In this case, the ConnectionString is not required and will be ignored.

Using Azure Credentials (AzureKeyCredential or AzureTokenCredential)

If you’re working in an environment with Azure-managed identities or using token-based auth, you can provide credentials:

var credential = new Azure.Identity.DefaultAzureCredential(); // or use AzureKeyCredential
var source = new CosmosSource<Movie>() {
    ConnectionString = "AccountEndpoint=https://<your-account>.documents.azure.com:443/;",
    AzureTokenCredential = credential,
    DatabaseName = "etlbox",
    ContainerName = "Movies",
    Sql = "SELECT * FROM Movies"
};

These credential-based options require the ConnectionString to be set.

CosmosDestination

The CosmosDestination<T> component writes objects into a Cosmos DB container. It supports various write strategies, transactional batching, and dynamic documents.

Writing Data

By default, the destination performs bulk insert operations. This means each object is added as a new document, using the default Cosmos DB bulk execution model.

var dest = new CosmosDestination<Movie>() {
    ContainerName = "Movies",
    DatabaseName = "etlbox",
    ConnectionString = "AccountEndpoint=https://<your-account>.documents.azure.com:443/;AccountKey=<your-key>;",
};

This configuration will insert incoming records in batches, improving performance.

Controlling Write Behavior Per Record

Sometimes you may want to perform different operations for different records. You can use the SetItemActionOptions delegate to define behavior per item. Supported actions include Create, Replace, Upsert, and Delete.

var dest = new CosmosDestination<Movie>() {
    ConnectionString = "AccountEndpoint=https://<your-account>.documents.azure.com:443/;AccountKey=<your-key>;",
    DatabaseName = "etlbox",
    ContainerName = "Movies",
};

dest.SetItemActionOptions = (options, item) => {
    if (item.Id == "1")
        options.ItemAction = ItemAction.Replace;
    else if (item.Id == "2")
        options.ItemAction = ItemAction.Delete;
    else if (item.Id == "4")
        options.ItemAction = ItemAction.Upsert;
    else
        options.ItemAction = ItemAction.Create;
    options.Id = item.Id;
    options.PartitionKey = new PartitionKey(item.Block);
};

This gives full control over how each record is written or updated.

Transactional Batching

For scenarios requiring atomicity, you can enable transactional batching with UseTransactionalBatch = true.

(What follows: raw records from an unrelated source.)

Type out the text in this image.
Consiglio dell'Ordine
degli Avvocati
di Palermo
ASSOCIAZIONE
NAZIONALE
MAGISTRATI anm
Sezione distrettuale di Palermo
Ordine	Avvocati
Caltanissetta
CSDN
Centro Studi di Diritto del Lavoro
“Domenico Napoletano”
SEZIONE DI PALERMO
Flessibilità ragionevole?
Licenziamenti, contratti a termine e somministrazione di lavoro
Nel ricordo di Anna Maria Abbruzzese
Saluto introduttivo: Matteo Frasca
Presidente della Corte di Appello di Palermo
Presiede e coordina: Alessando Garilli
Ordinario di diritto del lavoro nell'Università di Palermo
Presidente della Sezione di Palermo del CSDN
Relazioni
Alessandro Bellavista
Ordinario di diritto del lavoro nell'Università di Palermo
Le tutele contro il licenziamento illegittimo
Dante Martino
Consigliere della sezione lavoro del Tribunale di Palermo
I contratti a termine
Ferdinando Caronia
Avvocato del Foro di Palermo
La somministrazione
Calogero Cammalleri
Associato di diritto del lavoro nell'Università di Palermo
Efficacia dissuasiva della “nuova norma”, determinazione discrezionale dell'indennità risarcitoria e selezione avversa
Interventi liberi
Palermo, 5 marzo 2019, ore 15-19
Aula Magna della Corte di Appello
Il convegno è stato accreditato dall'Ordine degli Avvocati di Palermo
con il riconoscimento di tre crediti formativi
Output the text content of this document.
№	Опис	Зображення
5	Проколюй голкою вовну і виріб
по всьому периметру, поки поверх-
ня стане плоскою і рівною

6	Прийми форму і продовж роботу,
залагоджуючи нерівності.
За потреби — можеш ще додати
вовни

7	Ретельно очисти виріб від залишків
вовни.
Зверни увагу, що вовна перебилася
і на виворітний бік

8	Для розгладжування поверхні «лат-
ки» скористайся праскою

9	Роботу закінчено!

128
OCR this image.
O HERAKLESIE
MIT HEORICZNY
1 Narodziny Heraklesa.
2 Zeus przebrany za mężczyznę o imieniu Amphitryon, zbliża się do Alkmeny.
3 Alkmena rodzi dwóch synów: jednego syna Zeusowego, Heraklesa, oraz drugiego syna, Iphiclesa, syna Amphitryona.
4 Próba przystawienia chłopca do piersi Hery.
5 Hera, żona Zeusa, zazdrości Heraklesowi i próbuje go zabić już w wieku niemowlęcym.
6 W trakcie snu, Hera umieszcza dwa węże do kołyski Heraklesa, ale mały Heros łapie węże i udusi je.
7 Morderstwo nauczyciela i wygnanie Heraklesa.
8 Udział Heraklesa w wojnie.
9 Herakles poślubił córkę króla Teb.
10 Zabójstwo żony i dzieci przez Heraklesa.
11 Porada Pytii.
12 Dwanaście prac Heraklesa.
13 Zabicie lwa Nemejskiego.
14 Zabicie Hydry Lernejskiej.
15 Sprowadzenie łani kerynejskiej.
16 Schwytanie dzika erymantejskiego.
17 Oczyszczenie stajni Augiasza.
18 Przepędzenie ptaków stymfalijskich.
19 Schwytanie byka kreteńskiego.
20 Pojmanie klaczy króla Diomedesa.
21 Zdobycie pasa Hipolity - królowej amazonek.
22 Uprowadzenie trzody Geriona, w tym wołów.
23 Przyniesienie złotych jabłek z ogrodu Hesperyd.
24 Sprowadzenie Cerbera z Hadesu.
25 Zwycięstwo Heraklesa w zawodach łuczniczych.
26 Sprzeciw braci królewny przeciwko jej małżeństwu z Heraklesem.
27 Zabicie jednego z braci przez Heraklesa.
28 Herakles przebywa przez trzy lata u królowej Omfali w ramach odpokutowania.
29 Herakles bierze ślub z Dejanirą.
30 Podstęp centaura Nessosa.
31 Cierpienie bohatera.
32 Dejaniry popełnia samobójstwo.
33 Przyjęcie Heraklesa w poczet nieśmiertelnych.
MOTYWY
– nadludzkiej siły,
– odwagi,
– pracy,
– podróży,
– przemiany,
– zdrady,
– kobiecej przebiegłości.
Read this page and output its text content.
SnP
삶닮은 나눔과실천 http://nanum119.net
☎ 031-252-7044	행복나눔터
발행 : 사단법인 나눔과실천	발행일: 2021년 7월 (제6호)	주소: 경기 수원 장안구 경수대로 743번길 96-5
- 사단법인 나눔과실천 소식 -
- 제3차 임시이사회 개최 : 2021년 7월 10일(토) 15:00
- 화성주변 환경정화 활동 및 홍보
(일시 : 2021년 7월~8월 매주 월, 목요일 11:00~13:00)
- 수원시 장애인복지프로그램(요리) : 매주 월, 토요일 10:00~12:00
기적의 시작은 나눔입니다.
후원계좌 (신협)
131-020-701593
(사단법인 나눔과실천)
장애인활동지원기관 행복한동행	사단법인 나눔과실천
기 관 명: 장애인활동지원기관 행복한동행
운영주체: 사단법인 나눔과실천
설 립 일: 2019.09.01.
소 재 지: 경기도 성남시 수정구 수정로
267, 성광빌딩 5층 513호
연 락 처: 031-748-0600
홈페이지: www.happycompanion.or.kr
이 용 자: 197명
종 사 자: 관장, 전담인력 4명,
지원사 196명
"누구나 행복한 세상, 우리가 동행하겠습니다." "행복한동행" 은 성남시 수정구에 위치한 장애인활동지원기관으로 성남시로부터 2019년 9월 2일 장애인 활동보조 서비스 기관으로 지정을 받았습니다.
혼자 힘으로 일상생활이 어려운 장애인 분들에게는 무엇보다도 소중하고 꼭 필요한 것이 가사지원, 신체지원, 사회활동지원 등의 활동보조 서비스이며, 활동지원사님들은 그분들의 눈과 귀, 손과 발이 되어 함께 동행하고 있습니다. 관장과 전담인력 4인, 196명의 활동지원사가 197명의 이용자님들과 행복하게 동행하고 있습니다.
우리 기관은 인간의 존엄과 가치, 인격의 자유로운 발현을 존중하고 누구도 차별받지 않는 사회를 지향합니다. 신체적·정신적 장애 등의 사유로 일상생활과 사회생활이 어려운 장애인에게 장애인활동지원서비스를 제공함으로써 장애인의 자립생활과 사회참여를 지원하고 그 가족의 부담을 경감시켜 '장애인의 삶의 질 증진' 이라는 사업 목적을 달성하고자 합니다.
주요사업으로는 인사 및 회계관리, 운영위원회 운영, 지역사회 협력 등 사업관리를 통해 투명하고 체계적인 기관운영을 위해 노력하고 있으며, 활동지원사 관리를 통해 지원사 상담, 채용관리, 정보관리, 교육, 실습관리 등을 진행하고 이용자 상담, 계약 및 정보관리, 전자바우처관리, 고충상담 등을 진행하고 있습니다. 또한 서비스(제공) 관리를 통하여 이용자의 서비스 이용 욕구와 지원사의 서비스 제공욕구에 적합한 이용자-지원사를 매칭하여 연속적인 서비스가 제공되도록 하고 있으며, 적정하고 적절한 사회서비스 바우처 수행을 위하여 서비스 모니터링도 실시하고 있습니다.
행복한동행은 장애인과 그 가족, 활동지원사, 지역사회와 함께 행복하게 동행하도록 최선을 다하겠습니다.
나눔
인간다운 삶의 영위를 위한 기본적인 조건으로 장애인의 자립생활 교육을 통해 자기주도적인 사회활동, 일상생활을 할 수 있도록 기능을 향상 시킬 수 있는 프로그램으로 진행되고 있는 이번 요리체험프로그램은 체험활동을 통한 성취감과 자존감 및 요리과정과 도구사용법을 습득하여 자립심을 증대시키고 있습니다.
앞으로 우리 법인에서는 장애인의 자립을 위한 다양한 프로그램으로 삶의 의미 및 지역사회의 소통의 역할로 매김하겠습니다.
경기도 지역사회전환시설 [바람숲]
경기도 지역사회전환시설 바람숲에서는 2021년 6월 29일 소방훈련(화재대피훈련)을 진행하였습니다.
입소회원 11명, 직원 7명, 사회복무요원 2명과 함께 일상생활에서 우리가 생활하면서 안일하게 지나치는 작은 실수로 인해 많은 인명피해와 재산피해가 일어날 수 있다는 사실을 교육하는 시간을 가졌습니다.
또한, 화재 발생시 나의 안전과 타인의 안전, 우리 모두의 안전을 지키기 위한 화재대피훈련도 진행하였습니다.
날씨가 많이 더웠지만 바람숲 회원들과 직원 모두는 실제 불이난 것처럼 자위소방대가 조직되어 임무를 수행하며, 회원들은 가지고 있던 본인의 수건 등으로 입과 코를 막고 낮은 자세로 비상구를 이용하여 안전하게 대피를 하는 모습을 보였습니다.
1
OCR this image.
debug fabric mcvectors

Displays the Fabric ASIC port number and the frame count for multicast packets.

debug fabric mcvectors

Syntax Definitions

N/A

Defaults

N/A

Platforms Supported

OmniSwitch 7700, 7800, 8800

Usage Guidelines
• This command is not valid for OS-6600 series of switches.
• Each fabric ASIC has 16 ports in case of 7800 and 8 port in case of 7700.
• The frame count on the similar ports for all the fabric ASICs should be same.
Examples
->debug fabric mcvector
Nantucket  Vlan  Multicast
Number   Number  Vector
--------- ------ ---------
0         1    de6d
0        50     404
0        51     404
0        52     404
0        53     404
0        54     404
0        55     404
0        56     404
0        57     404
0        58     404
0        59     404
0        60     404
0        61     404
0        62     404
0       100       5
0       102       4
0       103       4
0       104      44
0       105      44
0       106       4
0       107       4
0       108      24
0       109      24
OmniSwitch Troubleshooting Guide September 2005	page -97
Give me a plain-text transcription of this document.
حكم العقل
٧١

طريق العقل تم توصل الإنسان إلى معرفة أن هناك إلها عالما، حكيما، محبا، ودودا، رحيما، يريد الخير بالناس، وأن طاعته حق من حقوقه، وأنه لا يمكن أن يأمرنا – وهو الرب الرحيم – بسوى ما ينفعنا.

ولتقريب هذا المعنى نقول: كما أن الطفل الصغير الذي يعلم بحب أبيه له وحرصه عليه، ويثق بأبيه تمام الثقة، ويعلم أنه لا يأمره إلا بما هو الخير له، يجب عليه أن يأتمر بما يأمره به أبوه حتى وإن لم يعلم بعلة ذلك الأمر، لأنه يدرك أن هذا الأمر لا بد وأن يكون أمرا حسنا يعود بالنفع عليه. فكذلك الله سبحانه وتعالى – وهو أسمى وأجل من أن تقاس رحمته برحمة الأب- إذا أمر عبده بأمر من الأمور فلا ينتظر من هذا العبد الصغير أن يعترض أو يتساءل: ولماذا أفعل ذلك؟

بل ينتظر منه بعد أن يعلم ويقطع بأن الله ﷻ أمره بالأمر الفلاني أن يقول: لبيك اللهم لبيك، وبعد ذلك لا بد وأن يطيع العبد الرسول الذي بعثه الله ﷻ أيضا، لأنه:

When enabled, records with the same partition key are grouped into a single batch, which is then committed as a single unit.

Keep in mind:

  • The batch size cannot exceed 100 items.
  • Every record must have a defined PartitionKey.
  • If one record fails, the whole batch is rolled back.
  • You can redirect failed batches using LinkErrorsTo().
var dest = new CosmosDestination<Movie>() {
    ConnectionString = "AccountEndpoint=https://<your-account>.documents.azure.com:443/;AccountKey=<your-key>;",
    DatabaseName = "etlbox",
    ContainerName = "Movies",
    UseTransactionalBatch = true
};

This mode is ideal when data consistency is critical, but it comes with reduced performance compared to standard bulk inserts.

Writing Dynamic Documents

Dynamic support is available by using CosmosDestination without a type parameter:

var dest = new CosmosDestination() {
    ContainerName = "Movies",
    DatabaseName = "etlbox",
    ConnectionString = "AccountEndpoint=https://<your-account>.documents.azure.com:443/;AccountKey=<your-key>;",
};

This allows working with ExpandoObject, which is useful when your data structure is not fixed.